Ne viene fuori una galleria di simboli dell’Occidente in declino, immersi nel reagente di una narrazione grottesca che li fa deflagrare. Alla Necropoli Ovest si succede una zona intermedia in cui il protagonista intrattiene un rapporto amoroso, è il Purgatorio della carne, animato da rimandi freudiani e nietzschiani, un campo narrativo in cui l’autore può rinnovare il repertorio già mostrato in Tabù. Il terzo movimento è quello della Necropoli Est: un Paradiso lanciato in orbita (si tratta di una stazione spaziale), regolato dalla ragione illuministica e dal trionfo della robotica. In essa Yarden sperimenterà la dissociazione fra mente e corpo, la dissoluzione della soggettività umana nella quieta – quanto stolida – architettura razionale della macchina.
Legato a doppio filo con il viaggio di Yarden è quello iniziatico del nipote Rama. La dialettica fra i due è costante, bilaterale; da una parte Rama viene iniziato alla vita adulta attraverso il contatto con il tessuto necrotico della propria società, del passato di guerre che ha forgiato l’ordine della necropoli; dall’altra Yarden trova nel nipote una bussola, una figura idealizzata che preserva ancora le potenzialità positive ormai assenti nel Maresciallo, annegate nel sangue dei suoi turpi atti. Nel viaggio di questo nucleo familiare – come in una moderna Strada – l’uno si compenetrerà all’altro, scoprendo le sfumature dell’animo umano.
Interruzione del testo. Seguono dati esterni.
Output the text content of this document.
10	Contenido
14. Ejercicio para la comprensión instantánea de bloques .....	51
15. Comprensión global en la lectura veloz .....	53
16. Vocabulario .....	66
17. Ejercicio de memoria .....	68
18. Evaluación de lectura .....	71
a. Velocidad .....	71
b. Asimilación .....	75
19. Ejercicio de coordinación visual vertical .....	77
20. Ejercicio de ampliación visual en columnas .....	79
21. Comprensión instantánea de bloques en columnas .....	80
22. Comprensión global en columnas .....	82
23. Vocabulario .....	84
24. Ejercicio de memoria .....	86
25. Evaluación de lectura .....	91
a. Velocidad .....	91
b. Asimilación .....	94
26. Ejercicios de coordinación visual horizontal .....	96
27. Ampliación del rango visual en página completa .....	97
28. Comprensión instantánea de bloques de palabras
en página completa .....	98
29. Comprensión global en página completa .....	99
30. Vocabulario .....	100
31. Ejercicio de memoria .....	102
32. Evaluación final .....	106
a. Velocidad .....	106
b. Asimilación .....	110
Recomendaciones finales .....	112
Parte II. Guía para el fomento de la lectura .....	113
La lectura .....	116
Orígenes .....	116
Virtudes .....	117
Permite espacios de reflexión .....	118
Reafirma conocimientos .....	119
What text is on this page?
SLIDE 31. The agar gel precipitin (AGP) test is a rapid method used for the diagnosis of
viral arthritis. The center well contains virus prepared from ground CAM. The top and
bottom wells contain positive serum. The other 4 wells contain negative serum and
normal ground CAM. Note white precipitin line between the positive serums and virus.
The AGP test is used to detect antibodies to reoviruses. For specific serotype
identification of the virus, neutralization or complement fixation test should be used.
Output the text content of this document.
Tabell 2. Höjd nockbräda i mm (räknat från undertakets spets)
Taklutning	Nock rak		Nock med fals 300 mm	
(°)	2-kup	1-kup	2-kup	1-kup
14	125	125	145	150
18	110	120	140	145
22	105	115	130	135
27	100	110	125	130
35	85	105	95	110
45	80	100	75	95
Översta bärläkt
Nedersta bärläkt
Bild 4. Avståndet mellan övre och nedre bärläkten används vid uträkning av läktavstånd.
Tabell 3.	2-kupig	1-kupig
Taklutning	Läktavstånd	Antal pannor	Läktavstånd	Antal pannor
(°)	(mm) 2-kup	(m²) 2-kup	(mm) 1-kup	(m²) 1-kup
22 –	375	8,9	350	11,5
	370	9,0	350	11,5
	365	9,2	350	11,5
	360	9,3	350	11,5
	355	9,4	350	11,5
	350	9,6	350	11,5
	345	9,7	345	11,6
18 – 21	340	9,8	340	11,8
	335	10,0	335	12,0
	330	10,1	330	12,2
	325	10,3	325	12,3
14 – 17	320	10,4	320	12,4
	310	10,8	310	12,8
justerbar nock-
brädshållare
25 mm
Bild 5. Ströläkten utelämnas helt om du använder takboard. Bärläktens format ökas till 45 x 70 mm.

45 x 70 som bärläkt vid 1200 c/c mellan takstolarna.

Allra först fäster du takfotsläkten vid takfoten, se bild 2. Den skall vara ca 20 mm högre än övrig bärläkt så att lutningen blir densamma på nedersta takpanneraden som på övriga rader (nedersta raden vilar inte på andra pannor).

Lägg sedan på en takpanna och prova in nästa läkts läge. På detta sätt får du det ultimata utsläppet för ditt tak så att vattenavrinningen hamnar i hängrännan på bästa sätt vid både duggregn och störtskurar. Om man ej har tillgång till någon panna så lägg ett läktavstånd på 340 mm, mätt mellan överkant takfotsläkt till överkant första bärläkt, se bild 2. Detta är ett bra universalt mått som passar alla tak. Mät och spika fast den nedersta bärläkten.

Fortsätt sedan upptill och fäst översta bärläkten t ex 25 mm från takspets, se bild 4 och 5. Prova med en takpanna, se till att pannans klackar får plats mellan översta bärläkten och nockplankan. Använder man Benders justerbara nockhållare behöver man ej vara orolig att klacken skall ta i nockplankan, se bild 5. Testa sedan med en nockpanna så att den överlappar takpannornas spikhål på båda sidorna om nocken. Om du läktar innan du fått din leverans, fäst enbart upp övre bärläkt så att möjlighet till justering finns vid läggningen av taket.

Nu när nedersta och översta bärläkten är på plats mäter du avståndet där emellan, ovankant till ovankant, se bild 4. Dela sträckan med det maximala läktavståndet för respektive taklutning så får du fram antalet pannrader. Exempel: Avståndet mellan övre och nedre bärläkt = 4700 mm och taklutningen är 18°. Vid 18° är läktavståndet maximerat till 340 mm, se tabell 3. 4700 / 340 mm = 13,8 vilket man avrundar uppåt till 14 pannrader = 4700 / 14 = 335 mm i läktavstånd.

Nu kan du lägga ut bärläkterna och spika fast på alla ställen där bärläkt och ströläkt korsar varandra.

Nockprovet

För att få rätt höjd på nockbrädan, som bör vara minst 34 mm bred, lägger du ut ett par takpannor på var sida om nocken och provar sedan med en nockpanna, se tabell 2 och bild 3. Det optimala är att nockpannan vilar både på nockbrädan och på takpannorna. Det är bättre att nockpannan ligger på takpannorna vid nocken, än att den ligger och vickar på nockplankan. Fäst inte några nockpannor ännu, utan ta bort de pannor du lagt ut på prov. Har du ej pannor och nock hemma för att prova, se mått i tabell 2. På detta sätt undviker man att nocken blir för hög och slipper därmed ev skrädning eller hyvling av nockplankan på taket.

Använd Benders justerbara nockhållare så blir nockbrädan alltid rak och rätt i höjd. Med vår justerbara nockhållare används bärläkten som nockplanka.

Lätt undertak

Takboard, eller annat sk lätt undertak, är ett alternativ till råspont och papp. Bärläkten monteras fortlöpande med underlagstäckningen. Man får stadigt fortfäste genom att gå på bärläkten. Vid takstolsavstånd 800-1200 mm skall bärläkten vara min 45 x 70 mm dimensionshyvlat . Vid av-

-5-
Molti sono i temi evocati – mai trattati pedissequamente – da Tedoldi: il rapporto con la memoria, innanzitutto, la frequentazione dei ricordi che diviene riscoperta del rimosso sia personale che collettivo. Poi i destini generali della nostra umanità: non vi è nessun monito millenarista, ma un semplice interrogarsi sulla crepa sociale, economica, emotiva, culturale da cui la razza umana è risucchiata. Nonostante le geometrie distopiche, l’autore guarda, più che al genere, alla letteratura anticlassica. Siamo dalle parti degli sberleffi di Bontempelli e Savinio o del marinismo barocco. Se nei romanzi precedenti la fantasia oscura di Tedoldi era imbrigliata nelle labili strutture del romanzo borghese, in questo caso – grazie al campo d’azione illimitato – l’autore sprofonda nelle visioni più disparate, comunicando al lettore come attraverso una seduta medianica. Non rimane che accedere a stanze proibite, e sdraiarsi sul letto di Procuste della letteratura perturbante.
(Giordano Tedoldi, Necropolis, Chiarelettere, 2019, pp. 282, euro 16, articolo di Giovanni Bitetto)
LA CRITICA - VOTO 8/10
Una galleria di allucinazioni che investe ogni campo del sapere occidentale, riportandoci i detriti di un patrimonio simbolico irrimediabilmente corrotto. Un libro dal carattere sublunare.